つまり偏差値というのは、「全部できること」を前提として作られていることになるから、偏差値を上げること自体に無駄がある、ということなのです。

なので、やはり志望校を決めて、その入試問題ができるようにしていく方が道が早い。どうも、みんな遠回りをさせられているように感じられるのですが。

式を書く習慣をつける

算数はなるべく式を書くようにします。

式を書く理由は、後からその式を追っていってミスがないかどうかを確認する狙いがあります。

答え合わせをして「違う」となると、すぐに消しゴムで消してしまう子がいますが、それはもったいない。

どこで間違えたのかを式で確認してみると、自分が勘違いしたところや、ミスが出た場所が見つかる。

見つかれば、そこだけ直せばいいわけだし、それまでかけた時間を無駄にすることもなくなります。

急いで解くために多少の暗算は当然あるだろうし、式を飛ばすところもあるでしょうが、それでも中心となる式はしっかり書いておいた方が後後便利です。

特に模擬試験になってくると、自分の書いた式を確認して答えを書くという作業が必要になります。これがないとミスだらけになってしまう。

なので今からしっかり習慣にしてください。

組み分けの結果は固定化しやすい

各塾で、組み分け試験が行われて、クラスや席が決まっていきますが、だんだん固定化される傾向が出てきます。

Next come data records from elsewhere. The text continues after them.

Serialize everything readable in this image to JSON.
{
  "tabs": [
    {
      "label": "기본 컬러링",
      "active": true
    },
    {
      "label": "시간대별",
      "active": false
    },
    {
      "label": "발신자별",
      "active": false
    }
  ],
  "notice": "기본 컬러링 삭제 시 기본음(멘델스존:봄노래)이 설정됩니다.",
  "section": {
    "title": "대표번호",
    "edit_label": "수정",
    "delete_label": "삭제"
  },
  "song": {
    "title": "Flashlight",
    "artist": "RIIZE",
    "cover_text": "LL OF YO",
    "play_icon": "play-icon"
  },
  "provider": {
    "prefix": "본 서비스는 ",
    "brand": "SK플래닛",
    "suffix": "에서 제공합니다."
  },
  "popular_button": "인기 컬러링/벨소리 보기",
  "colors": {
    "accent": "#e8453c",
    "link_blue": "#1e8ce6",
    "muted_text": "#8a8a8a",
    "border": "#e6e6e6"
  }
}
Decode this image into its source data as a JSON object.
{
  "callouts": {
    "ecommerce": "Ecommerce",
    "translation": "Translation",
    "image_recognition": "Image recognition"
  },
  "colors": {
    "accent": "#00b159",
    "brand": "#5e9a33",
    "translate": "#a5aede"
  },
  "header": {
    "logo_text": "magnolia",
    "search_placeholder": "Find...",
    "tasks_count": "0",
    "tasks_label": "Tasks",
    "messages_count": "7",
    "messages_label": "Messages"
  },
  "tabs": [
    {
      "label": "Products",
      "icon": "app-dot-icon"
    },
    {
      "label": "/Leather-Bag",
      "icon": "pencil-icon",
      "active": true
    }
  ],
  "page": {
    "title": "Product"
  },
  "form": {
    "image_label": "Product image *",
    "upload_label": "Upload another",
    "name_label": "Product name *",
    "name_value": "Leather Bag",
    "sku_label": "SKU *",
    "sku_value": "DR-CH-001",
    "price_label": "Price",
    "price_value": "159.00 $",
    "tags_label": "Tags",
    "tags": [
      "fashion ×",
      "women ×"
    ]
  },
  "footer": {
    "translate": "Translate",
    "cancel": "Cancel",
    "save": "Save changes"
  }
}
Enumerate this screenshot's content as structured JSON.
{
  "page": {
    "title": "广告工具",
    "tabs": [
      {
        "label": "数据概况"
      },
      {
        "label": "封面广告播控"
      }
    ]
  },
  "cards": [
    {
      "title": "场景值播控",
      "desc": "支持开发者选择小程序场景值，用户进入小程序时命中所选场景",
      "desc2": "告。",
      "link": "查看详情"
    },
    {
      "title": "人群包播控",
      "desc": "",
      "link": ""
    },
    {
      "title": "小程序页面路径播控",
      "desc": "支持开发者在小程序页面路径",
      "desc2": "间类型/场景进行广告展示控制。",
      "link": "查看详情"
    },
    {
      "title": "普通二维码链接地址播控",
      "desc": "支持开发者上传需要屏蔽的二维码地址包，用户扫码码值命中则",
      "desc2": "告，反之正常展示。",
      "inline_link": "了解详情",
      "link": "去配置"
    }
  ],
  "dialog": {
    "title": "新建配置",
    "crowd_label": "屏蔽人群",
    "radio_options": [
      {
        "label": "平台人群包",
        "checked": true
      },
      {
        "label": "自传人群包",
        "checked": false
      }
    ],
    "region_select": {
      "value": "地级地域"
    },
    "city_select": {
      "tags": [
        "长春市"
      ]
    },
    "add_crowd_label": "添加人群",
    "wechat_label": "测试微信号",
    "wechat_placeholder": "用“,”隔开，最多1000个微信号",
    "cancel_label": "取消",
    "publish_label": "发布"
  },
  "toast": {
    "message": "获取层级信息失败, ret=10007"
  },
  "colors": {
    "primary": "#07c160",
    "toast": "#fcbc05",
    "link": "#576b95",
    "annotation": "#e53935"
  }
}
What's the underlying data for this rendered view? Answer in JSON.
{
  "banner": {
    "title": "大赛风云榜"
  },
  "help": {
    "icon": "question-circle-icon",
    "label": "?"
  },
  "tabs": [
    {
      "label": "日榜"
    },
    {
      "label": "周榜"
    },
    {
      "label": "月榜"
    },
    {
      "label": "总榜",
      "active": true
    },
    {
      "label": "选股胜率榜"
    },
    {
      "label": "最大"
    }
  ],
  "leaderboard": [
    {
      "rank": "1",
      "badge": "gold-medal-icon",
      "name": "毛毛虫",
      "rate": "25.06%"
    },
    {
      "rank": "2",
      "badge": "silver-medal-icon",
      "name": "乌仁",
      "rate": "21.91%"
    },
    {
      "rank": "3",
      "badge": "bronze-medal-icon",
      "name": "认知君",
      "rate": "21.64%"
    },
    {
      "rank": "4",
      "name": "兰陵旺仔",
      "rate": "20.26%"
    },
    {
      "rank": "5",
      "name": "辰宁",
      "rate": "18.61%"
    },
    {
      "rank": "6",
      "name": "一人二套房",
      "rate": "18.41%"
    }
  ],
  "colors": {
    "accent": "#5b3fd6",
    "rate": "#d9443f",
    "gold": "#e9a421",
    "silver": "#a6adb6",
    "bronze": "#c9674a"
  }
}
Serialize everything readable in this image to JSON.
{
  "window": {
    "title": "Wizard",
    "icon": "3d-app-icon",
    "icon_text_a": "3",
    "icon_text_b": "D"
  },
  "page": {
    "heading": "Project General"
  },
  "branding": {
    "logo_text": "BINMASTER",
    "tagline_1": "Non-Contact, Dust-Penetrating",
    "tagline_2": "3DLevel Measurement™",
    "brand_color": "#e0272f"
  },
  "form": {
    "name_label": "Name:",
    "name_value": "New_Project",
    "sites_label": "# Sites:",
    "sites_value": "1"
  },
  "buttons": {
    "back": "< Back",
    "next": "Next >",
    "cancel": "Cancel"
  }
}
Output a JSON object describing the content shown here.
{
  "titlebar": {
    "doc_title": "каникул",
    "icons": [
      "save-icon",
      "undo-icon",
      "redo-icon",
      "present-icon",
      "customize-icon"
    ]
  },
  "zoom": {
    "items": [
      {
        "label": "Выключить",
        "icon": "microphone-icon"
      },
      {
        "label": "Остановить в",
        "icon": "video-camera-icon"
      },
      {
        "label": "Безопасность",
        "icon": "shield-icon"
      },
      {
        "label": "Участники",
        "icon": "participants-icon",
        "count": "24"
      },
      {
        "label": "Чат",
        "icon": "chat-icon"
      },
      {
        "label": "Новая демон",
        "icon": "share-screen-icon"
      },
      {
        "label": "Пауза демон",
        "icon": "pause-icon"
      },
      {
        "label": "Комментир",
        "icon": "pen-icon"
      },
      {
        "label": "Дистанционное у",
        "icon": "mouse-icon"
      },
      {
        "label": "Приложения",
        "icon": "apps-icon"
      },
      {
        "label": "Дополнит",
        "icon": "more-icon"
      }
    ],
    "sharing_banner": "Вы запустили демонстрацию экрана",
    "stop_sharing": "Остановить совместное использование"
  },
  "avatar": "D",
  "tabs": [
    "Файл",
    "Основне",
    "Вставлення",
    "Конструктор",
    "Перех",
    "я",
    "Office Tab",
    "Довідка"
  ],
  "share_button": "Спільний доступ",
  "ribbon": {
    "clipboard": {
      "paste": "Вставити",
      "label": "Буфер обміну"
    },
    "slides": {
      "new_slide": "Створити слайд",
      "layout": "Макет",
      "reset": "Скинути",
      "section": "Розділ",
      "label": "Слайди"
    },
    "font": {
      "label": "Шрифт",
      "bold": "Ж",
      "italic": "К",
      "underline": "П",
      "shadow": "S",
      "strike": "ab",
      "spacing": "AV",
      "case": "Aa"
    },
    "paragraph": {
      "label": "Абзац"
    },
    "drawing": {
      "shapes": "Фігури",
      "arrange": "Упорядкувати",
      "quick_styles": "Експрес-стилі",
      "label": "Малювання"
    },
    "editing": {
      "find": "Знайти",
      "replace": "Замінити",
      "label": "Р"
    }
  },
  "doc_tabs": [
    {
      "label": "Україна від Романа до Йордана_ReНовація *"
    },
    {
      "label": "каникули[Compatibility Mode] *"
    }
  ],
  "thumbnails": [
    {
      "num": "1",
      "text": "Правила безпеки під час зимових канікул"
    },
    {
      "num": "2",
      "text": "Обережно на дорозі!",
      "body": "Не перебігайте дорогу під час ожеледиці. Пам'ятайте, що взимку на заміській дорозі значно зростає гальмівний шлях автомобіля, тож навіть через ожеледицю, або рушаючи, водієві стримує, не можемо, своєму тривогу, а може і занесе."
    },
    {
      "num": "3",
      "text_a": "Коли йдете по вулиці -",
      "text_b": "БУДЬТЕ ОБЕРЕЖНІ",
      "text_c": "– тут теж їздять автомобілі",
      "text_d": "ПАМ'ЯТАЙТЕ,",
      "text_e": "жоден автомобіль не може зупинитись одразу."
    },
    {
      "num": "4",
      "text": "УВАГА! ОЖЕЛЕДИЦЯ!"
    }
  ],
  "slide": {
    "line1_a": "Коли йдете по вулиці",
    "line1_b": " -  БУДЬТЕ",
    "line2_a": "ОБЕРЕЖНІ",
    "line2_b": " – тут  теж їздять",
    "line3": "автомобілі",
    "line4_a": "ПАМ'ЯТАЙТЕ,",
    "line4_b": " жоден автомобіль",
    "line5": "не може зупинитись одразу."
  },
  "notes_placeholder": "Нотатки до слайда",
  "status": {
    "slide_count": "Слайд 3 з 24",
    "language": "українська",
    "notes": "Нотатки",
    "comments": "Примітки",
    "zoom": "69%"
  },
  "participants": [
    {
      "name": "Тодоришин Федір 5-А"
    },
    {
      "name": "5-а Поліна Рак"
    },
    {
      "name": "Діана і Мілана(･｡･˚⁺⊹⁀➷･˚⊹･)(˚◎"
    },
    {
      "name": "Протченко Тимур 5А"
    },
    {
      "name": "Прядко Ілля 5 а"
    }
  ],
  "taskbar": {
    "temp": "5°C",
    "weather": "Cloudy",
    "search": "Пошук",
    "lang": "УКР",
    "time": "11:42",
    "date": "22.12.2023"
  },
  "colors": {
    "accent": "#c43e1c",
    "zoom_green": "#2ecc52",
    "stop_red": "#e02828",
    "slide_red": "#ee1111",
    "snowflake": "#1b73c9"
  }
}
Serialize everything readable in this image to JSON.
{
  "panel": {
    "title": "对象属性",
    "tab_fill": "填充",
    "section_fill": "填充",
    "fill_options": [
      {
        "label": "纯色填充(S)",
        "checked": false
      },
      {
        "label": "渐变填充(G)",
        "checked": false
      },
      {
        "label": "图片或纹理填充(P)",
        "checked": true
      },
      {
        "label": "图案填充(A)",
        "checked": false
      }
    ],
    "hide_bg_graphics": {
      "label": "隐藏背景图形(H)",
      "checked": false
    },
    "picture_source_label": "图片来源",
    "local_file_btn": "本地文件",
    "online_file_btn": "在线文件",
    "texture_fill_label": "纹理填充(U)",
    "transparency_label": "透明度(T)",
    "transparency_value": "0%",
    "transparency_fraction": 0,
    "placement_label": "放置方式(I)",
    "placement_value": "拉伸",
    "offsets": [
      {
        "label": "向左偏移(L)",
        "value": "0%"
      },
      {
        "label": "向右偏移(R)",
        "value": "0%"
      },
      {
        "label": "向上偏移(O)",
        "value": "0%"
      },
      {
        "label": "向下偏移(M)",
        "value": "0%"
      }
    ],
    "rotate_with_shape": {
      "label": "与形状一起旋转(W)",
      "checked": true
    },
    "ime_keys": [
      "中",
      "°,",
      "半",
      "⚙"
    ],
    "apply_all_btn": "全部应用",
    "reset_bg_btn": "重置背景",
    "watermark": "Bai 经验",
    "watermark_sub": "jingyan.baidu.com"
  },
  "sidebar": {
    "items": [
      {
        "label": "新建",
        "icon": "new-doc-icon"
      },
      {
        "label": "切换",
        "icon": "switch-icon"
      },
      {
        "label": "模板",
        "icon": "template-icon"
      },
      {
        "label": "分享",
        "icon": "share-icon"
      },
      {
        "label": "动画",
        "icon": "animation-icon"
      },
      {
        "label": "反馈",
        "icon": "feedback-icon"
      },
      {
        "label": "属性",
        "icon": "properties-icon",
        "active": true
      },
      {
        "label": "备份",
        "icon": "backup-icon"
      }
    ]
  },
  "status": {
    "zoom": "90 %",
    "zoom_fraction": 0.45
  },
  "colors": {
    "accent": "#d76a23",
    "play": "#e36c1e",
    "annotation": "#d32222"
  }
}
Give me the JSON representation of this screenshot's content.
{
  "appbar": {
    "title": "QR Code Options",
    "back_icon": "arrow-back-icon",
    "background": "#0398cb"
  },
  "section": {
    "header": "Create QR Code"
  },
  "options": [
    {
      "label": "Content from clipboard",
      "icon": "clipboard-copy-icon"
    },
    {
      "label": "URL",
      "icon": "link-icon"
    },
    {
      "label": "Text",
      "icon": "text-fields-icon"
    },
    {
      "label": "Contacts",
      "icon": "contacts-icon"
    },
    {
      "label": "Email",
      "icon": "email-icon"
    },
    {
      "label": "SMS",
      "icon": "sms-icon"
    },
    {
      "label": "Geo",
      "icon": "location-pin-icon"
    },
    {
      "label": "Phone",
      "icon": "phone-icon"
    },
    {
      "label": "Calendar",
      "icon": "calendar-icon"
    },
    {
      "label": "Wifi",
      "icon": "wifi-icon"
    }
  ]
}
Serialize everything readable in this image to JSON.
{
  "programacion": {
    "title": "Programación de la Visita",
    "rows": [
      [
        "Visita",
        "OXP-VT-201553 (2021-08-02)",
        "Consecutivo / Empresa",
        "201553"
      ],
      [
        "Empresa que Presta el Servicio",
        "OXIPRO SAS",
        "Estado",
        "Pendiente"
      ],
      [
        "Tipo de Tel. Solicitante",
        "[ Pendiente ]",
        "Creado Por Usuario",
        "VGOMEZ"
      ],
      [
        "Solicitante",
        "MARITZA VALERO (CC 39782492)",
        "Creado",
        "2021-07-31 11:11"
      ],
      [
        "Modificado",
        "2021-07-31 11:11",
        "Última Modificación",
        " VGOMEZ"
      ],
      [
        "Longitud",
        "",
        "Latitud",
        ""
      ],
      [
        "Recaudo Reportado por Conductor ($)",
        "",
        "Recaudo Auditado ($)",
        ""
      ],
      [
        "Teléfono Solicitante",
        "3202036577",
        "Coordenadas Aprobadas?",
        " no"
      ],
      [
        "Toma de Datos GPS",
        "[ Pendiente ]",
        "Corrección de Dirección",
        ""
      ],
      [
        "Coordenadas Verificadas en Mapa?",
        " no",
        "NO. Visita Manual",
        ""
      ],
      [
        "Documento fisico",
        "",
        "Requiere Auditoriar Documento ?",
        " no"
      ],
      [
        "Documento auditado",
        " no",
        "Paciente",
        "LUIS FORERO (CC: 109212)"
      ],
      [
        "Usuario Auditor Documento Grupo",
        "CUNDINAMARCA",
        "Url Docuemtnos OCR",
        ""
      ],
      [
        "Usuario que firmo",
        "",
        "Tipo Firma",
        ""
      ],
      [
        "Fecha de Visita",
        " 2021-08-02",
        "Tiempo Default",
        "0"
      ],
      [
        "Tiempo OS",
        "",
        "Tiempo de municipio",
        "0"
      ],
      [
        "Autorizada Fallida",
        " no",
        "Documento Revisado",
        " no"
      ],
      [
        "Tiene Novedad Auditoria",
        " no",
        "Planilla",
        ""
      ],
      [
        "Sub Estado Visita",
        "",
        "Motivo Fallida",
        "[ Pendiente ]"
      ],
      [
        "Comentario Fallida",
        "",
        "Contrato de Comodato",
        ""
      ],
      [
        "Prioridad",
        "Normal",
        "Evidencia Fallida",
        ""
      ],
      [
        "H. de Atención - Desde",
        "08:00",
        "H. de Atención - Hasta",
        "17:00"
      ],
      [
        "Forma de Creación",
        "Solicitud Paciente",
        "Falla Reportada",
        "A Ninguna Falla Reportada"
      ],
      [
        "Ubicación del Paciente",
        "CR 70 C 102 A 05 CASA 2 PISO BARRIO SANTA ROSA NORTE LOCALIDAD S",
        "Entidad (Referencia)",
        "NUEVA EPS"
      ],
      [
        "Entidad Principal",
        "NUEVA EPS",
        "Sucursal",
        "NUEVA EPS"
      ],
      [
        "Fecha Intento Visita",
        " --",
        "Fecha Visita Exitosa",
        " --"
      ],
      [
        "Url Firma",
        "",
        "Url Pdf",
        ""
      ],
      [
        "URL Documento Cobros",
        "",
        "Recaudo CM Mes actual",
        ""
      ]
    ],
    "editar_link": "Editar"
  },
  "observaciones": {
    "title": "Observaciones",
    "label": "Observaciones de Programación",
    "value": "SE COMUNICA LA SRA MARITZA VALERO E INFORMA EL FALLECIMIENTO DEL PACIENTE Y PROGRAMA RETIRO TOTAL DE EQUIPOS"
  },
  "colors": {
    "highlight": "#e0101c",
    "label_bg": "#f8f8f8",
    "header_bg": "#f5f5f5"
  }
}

これはある意味仕方がない部分があり、例えば上位クラスでは、基礎はある程度飛ばして応用問題をやるが、ロークラスでは基礎をがんばらなければいけないから、応用問題まで手が出ない。

結果として、差が追いつかない、というのはあるのです。

ただ、これもカリキュラムが進行していく中で、終わりに近づいていけば変わってくる。当然、先に進まなくなれば、いろいろやり方は出てくるわけです。

しかし、その前に気持ちが削がれてしまう子が多い。

「どうせ、できないから」「まあ。こんなもんでしょ」みたいな感じになってくると、あまり良い状態とは言えない。

やはり、目標に向かってがんばる姿勢を持ってもらいたいので、志望校に目標を持っていくことが大事でしょう。

ただし、志望校と組み分けをリンクしてしまうと、それも難しくなるので、別立てで考えて行くことが必要です。